Tyler Heights leaders said the school serves a high-poverty, multilingual population: presenters reported 93% of students receive free or reduced-price meals and said 72% of students are English learners or receive English language development services. The school team said Tyler Heights is a Title I, community-school site with a dual-language Spanish program in its third year.
That suite of supports — a resource pantry, primary-care partnerships that connected more than 50 families to sliding-scale primary care, vision services that delivered over 50 pairs of glasses this year, a uniform closet and an on-site extended-day program — correlated with attendance and academic gains, presenters said. "We have 93% of our students receiving free and reduced meals," Tyler Heights' principal Julia said, and staff linked that concentrated support to improved school climate.

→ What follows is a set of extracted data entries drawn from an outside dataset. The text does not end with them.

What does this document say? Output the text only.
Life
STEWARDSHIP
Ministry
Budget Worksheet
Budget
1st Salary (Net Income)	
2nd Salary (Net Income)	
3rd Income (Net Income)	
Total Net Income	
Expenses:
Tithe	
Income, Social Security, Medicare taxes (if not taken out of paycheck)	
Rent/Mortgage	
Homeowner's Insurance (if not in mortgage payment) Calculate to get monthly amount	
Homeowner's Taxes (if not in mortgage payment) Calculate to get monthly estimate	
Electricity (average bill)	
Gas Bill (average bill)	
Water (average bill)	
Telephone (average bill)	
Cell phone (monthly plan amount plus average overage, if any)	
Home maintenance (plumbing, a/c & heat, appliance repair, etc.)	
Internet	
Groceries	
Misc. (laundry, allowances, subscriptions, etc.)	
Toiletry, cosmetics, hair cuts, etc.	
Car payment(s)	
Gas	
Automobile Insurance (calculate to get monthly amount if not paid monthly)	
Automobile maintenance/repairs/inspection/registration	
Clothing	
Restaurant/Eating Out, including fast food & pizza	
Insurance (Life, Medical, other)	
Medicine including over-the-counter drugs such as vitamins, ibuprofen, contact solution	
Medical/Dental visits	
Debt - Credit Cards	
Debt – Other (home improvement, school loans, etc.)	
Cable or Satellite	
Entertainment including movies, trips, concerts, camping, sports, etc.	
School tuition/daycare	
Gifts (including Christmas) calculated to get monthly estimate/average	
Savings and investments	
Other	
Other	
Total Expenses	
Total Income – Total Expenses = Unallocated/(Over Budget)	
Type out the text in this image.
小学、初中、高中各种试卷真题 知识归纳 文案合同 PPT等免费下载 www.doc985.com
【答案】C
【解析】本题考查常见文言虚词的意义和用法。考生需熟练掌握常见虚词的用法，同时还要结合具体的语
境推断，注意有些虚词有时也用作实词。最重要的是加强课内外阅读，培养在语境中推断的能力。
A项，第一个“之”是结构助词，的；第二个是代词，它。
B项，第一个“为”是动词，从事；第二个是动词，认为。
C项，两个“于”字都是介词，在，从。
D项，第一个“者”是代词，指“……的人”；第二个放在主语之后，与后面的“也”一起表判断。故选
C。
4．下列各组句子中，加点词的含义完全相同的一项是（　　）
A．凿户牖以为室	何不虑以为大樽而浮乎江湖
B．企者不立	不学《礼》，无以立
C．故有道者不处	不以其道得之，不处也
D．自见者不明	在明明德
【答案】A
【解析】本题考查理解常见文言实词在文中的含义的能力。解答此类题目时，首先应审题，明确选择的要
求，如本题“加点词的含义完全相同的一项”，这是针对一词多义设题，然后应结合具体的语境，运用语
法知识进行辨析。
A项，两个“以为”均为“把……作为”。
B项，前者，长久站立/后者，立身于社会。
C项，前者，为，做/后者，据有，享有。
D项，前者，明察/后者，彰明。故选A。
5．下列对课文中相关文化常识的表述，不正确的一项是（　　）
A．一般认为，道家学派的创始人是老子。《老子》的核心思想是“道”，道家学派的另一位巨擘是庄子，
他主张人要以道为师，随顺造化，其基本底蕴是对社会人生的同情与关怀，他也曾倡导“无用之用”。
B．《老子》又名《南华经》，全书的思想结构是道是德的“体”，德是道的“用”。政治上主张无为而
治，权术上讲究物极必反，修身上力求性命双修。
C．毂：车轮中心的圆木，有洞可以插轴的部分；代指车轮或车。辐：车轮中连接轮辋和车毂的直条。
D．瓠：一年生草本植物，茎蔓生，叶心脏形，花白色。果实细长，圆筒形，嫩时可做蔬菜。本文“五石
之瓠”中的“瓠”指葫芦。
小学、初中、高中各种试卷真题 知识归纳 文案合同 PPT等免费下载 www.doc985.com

Sarah Daniels Larson, the school's community-school program manager, said the school seeds almost 900 hours of enrichment this year across more than 40 clubs and multiple partner-driven events, and that extended supports include bilingual family coaching, social-emotional learning groups and family navigation services.
Board members asked about scaling liaison roles to additional campuses, transportation for after-school clubs and how the model supports student volunteerism. Presenters credited careful needs-and-assets mapping, strong school leadership, a voluntary liaison cohort and parent-led programs for higher volunteer rates and sustained engagement.
What happens next: Board members commended Tyler Heights as a model; district staff said the wellness hub and liaison cohort will expand to more schools next year and that staff will return with implementation milestones.